Salió de la alcoba dando un portazo. Este gesto brutal le alivió apenas. Sudaba. Se metió los dedos entre el cabello húmedo. Cuando oyó unos ligeros pasos y levantó la cabeza, su hermana se le presentó a los ojos como una aparición. Casi tuvo un escalofrío al verla. Se había olvidado de la niña en todo aquel horrible día. La consideró, irritado, con su figura, su peso, su vida. Le pareció que la chica había hecho un gesto de espanto al verle, y a su vez tuvo miedo de ella. Cruzó unas cuantas palabras con la muchacha y su voz de jovencilla le tranquilizó.
Empezó a bajar las escaleras, como había hecho innumerables veces, desde aquella tarde. Se detuvo, fascinado, a su mitad, mirando. Un olor podrido y dulzón venía de todas aquellas flores, de aquel féretro. La oscura sombra de la criada seguía allí. No se había movido ni un momento. Parecía imposible que un cuerpo humano pudiera aguantar tanta inmovilidad. José se sintió rendido. Teresa también estaba allí, muerta. Era extraño; llevaba horas ocupado en aquella muerte, en su ceremonia, en sus violentas complicaciones, pero en Teresa no había pensado.

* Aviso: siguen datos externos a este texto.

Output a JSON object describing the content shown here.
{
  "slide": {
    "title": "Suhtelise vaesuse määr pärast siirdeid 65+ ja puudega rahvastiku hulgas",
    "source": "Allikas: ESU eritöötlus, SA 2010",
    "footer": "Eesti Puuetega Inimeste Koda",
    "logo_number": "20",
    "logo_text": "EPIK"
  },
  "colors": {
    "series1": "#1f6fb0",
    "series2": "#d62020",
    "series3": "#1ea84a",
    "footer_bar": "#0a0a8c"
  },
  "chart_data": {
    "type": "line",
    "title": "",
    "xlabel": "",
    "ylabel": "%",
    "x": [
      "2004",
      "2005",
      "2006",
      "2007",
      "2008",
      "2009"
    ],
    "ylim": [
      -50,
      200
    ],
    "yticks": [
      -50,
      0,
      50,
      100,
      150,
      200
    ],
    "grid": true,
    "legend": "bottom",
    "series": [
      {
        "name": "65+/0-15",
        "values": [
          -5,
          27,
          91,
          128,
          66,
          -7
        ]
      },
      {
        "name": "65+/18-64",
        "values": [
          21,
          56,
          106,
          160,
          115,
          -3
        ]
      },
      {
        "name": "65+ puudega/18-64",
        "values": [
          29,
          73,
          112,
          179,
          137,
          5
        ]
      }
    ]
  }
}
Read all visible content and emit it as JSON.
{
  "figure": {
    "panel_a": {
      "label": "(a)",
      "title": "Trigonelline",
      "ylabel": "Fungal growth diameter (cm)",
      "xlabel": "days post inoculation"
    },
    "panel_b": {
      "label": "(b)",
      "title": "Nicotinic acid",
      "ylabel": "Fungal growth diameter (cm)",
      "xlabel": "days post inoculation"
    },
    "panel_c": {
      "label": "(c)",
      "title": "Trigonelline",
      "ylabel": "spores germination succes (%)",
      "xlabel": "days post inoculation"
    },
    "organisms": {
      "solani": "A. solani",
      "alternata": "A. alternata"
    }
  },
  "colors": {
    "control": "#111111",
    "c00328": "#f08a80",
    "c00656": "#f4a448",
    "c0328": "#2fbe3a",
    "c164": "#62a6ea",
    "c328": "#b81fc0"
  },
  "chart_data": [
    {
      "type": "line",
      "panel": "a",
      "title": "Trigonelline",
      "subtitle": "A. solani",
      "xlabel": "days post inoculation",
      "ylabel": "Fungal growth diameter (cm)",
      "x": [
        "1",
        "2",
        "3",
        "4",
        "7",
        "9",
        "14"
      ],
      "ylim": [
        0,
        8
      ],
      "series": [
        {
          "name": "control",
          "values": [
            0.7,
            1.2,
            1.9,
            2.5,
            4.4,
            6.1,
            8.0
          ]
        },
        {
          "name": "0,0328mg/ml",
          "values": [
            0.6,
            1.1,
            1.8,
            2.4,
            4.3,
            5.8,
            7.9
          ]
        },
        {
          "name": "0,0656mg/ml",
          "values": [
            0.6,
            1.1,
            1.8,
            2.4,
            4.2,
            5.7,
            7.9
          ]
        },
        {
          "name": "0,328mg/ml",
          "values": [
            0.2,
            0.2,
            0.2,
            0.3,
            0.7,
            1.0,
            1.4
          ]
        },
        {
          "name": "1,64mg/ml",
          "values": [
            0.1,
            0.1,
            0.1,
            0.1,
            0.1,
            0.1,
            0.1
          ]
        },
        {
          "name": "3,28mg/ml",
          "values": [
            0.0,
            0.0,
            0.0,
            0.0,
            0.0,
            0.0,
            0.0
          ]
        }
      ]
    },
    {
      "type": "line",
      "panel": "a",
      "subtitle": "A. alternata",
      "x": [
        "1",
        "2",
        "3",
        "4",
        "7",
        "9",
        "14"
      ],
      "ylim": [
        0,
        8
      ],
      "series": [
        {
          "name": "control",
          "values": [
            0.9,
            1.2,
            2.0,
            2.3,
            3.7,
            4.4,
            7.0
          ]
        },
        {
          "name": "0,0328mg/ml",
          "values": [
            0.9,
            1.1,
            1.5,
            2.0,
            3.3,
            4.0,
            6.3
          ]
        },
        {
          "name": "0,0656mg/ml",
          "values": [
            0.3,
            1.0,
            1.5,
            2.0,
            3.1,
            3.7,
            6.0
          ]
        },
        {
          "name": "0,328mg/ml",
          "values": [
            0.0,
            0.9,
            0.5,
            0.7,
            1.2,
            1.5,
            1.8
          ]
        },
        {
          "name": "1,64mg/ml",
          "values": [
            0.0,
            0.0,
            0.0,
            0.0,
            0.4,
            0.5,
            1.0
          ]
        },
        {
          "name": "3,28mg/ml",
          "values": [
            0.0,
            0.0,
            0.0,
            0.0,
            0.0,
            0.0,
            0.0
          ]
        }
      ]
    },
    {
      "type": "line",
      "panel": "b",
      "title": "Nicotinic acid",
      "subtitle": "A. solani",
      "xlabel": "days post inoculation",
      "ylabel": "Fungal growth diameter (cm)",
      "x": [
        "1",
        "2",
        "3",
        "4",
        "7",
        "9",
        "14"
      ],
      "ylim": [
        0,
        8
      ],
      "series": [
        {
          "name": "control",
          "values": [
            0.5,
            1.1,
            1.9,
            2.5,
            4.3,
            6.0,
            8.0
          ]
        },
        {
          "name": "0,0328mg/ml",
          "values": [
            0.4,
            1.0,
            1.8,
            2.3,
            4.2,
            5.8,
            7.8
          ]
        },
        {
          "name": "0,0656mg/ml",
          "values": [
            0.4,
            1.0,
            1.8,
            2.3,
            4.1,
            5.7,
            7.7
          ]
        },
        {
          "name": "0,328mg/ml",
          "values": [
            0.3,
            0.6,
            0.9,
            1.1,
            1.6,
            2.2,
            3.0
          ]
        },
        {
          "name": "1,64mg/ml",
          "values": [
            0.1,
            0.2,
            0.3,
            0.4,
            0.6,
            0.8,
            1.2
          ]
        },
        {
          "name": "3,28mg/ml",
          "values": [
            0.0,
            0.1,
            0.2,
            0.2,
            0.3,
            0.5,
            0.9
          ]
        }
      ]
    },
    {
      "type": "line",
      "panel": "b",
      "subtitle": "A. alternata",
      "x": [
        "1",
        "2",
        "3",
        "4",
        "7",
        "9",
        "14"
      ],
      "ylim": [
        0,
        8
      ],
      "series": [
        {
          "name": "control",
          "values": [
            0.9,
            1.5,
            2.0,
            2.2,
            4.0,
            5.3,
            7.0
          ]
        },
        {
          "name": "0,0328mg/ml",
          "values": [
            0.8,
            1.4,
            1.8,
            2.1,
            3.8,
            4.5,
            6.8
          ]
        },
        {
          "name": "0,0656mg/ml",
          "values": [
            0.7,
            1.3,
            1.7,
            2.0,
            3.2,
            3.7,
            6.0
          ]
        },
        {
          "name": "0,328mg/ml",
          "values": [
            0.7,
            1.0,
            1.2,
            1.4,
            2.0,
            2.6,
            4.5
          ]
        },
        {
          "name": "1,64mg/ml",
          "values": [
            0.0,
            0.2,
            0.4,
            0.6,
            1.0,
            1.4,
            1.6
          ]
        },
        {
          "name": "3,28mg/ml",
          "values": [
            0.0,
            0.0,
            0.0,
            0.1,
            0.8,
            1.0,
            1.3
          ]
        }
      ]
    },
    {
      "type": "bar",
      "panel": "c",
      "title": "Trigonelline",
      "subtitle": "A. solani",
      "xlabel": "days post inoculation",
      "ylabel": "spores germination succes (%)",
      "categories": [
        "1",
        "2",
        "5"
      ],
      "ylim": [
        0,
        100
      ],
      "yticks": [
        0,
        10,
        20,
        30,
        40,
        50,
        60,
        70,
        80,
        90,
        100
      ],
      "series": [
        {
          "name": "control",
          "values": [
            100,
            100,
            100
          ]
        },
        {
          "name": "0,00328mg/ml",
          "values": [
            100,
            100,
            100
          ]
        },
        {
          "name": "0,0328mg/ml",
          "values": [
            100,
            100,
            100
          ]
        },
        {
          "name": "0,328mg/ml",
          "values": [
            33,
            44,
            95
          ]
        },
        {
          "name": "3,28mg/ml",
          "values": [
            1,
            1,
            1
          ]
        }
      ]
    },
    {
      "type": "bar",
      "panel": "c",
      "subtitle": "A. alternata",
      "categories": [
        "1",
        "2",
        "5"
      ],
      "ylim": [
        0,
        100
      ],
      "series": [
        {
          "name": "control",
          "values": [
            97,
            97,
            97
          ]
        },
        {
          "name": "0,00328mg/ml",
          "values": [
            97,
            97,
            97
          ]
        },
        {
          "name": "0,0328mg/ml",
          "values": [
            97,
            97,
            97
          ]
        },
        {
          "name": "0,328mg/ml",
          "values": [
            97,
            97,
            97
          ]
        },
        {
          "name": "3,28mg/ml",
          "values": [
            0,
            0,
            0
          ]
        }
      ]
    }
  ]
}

Sus pasos se hicieron despaciosos, pesados, al continuar bajando los escalones. Se le puso el cuello tieso; no quería mirar más, y tenía la idea de que unos ojos le acechaban.
La oscuridad del pasillo le reconfortó. Apareció con una cara tranquila en la puerta de la salita de música, y frunció el ceño con disgusto.
El ambiente no podía ser más despreocupado. Aquel pintor cojo amigo de sus tíos parecía encontrarse a sus anchas. Se había quitado la chaqueta y con la mayor tranquilidad se había aflojado la corbata y arremangado la camisa. Jugaba al ajedrez con don Juan.